Turkish government to scrutinize supermarkets for food prices
The government will focus on discrepancies in the prices of goods sold in supermarkets and street markets as part of its efforts to fight inflation, Treasury and Finance Minister Berat Albayrak has said.
In a speech he delivered during an event with businesspeople in the Mediterranean province of Antalya, Albayrak noted that they are keeping a close eye on the prices both in street markets and supermarkets.
“We do not see the prices that we want to see in supermarkets. We will talk to supermarkets. If there is a significant difference in prices between supermarkets and street markets this means supermarkets do not give the support we expect from them. We are looking at how the food chain works in street markets and supermarkets,” Albayrak said.

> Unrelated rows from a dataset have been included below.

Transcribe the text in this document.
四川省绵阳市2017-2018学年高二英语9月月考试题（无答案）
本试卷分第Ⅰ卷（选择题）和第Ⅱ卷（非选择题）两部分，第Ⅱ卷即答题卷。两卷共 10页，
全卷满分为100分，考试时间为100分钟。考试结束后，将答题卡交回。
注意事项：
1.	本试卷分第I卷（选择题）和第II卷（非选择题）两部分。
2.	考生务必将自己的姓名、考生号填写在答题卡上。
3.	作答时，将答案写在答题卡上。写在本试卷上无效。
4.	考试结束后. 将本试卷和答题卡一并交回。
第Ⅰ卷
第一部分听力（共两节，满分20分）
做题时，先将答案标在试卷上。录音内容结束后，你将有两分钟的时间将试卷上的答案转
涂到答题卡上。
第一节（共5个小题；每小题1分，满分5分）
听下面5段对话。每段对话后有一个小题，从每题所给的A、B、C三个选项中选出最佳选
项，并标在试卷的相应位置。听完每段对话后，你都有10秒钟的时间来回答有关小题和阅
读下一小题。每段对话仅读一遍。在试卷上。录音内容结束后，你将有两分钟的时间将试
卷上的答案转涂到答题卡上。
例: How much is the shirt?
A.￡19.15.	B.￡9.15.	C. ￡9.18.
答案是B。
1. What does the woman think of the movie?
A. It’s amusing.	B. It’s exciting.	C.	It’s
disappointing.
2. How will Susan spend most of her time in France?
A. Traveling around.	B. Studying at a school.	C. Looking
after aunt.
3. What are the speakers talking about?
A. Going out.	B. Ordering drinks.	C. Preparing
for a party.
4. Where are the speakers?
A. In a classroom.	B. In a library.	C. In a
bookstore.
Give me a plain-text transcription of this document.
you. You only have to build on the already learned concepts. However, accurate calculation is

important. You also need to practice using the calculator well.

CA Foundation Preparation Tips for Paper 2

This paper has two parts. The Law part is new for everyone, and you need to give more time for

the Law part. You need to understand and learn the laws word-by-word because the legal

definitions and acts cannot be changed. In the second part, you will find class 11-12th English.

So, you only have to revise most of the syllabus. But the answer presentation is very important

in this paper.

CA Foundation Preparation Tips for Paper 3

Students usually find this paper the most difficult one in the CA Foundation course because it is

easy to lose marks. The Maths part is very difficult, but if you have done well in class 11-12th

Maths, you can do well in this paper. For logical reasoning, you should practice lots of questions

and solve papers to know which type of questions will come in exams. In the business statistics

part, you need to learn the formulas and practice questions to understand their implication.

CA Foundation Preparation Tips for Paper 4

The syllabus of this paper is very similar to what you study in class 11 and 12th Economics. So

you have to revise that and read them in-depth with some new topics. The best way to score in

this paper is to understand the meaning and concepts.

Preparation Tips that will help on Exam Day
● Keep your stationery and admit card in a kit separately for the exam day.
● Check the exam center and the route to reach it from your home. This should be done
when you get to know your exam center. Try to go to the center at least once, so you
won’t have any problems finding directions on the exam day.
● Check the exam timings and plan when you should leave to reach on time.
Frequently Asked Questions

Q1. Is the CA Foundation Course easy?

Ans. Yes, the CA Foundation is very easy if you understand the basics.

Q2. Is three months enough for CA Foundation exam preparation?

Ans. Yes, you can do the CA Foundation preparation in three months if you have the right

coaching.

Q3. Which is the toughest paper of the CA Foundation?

He noted that as part of the efforts in the fight against inflation, the Food Committee convened on Jan. 15 to discuss the price formations in wholesale food markets and an early warning mechanism.
Albayrak called on all companies to take more responsibility in the fight against inflation, which he described as a serious problem for the country.
“We expect a much stronger performance from all stakeholders,” the minister said.
Albayrak was confident that inflation will be below the target at the end of this year.
According to the latest official data, food prices increased by 1.08 percent month-on-month in December 2018, bringing the annual inflation in this item to 25 percent. The headline consumer price inflation was 20.3 percent in 2018.
On a monthly basis, fruit and vegetable prices rose by 5.87 percent in December last year, whereas the annual increase was 30.8 percent.
In the New Economic Program, announced in September, the government’s inflation target for 2019 is 15.9 percent. The government forecasts inflation to ease to 9.8 percent next year and further down to 6 percent in 2021.
Albayrak also told the gathering that the government will continue to maintain tight monetary policies and take necessary measures to bring inflation down.
“We are working hard to make the economy leap forward once again. We are holding two fragile balls in our hands. One is the management of the fiscal and monetary policies in a delicate manner and the other is the sensitivities of the business world. We will strike a balance between those two,” he said.
Albayrak reminded that the government decided to keep the value-added tax and special consumption tax reduction in place in order to support job creation and to stimulate economic activity.
“We will closely watch the markets and take necessary steps,” he vowed.
The minister also noted that credit costs have been on decline thanks to the measures taken to support small and medium-sized companies and craftsmen through debt structuring and new loan facilities.
“Over the past two months alone, interest rates have fallen more than 10 points. Credit costs are falling and will continue to drop,” Albayrak said.